Sa Color invente la peinture en poudre pour le bâtiment


Une fois ouvert, un pot de peinture doit être consommé rapidement sous peine d’être inutilisable. A la différence de ces pigments de synthèse qui s’autodispersent dans l’eau froide pour fournir une peinture prête à l’emploi et dénuée de COV (Composés organiques volatiles) ou de biocides.

Dispersion des pigments dans l’eau. © Sa Color

Avec sa peinture en poudre, Michel Boudin, PDG de Sa Color, balaie d’un coup de pinceau les volumineux bidons de peinture en acier ou en plastique. La solution proposée par cet ingénieur repose sur une nouvelle génération de pigments autosolubles et autodispersibles grâce à sa technologie Easysperse. « Il s’agit d’un traitement qui consiste à lutter contre l’hydrophobie naturelle des pigments », résume l’industriel. Pour obtenir de la peinture liquide prête à l’emploi, il suffit alors de mélanger ces fameux pigments conditionnés dans des sacs en papier ou en plastique avec de l’eau du robinet. De quoi diviser par deux le poids de la peinture transportée sachant que sur les 950 000 tonnes de peinture acheminées chaque année sur nos routes, le poids de l’eau représente 475 000 tonnes. « En outre, nos pigments synthétiques se prêtent à toutes les couleurs », s’exclame le président de l’entreprise (25 salariés) qui a travaillé pendant un an sur le sujet avec sa petite équipe de quatre scientifiques (dont un docteur en chimie) puis avec le laboratoire d’essais DVI.

Peinture liquide fabriquée à partir des pigments  »Easysperse » et d’eau du robinet. © Sa Color

Ni COV ni biocide. Comparable, au plan technique, à des solutions acryliques, la peinture en poudre ne contient cependant ni COV (Composants organiques volatiles) ni biocides qui sont habituellement utilisés pour éviter l’apparition de micro-organismes.
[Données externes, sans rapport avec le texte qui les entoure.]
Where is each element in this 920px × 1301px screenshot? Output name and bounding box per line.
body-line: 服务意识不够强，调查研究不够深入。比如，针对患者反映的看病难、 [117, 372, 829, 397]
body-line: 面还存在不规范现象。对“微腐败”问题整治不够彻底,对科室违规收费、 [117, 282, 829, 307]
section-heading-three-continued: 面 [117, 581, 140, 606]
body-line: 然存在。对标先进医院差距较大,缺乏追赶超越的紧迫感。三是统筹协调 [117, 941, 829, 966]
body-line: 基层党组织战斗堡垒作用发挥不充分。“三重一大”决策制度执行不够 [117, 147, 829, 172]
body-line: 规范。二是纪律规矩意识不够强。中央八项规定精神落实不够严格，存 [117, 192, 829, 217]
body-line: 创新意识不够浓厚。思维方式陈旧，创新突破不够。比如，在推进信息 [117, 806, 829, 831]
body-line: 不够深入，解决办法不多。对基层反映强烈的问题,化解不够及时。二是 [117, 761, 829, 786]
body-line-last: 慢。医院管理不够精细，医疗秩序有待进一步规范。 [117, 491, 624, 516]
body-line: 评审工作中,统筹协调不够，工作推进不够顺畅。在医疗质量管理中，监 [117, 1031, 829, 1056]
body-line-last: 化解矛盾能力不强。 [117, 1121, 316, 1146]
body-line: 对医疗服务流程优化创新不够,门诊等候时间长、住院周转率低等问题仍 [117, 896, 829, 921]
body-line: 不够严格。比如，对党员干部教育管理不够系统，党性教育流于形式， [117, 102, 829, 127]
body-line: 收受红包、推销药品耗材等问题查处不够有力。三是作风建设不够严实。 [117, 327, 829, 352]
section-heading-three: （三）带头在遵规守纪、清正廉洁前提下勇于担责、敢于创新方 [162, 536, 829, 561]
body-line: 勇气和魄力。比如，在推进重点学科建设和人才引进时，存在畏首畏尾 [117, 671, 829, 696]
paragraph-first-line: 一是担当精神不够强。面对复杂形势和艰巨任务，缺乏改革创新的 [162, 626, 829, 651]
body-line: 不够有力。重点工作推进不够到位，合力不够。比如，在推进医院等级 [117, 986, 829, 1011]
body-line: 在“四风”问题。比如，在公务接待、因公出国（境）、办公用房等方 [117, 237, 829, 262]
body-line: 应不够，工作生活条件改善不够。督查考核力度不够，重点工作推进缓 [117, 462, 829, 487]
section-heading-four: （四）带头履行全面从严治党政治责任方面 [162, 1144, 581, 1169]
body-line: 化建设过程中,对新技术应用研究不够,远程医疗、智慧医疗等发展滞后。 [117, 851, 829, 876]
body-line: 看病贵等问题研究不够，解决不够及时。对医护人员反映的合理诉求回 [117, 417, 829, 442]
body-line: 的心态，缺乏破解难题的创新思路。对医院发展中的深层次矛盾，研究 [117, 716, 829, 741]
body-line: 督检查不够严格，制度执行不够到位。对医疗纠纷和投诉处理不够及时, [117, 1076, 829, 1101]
Un argument qui devrait séduire les consommateurs soucieux de la qualité de l’air de leur logis. De leur côté, les applicateurs (peintres et bricoleurs occasionnels) pourront mieux maîtriser leur consommation de pigments. Ce qui est impossible avec les pots de peinture qui, une fois ouverts, doivent être rapidement consommés sous peine de sécher et de devenir inutilisables. On sait d’ailleurs que les déchets issus de la fabrication et de l’utilisation de peintures représentent un volume de plus de 100 000 tonnes par an en France.

Marché international. En voie d’être commercialisés, les piments à base d’additifs alimentaires bio-sourcés sont fabriqués à Canteleu, près de Rouen. L’usine de Sa Color produit déjà des pigments et des colorants autodispersibles pour des applications alimentaires et cosmétiques. Le site, en cours d’agrandissement, verra sa production passer de 500 à 1 700 tonnes pour un investissement de 3 millions d’euros. En faisant ce pari, Sa Color espère tripler son chiffre d’affaires (4,2 millions d’euros en 2011) dans les trois ans en vendant notamment des licences à des fabricants de peinture. L’Allemagne, l’Afrique du sud et l’Amérique du sud seraient déjà intéressées.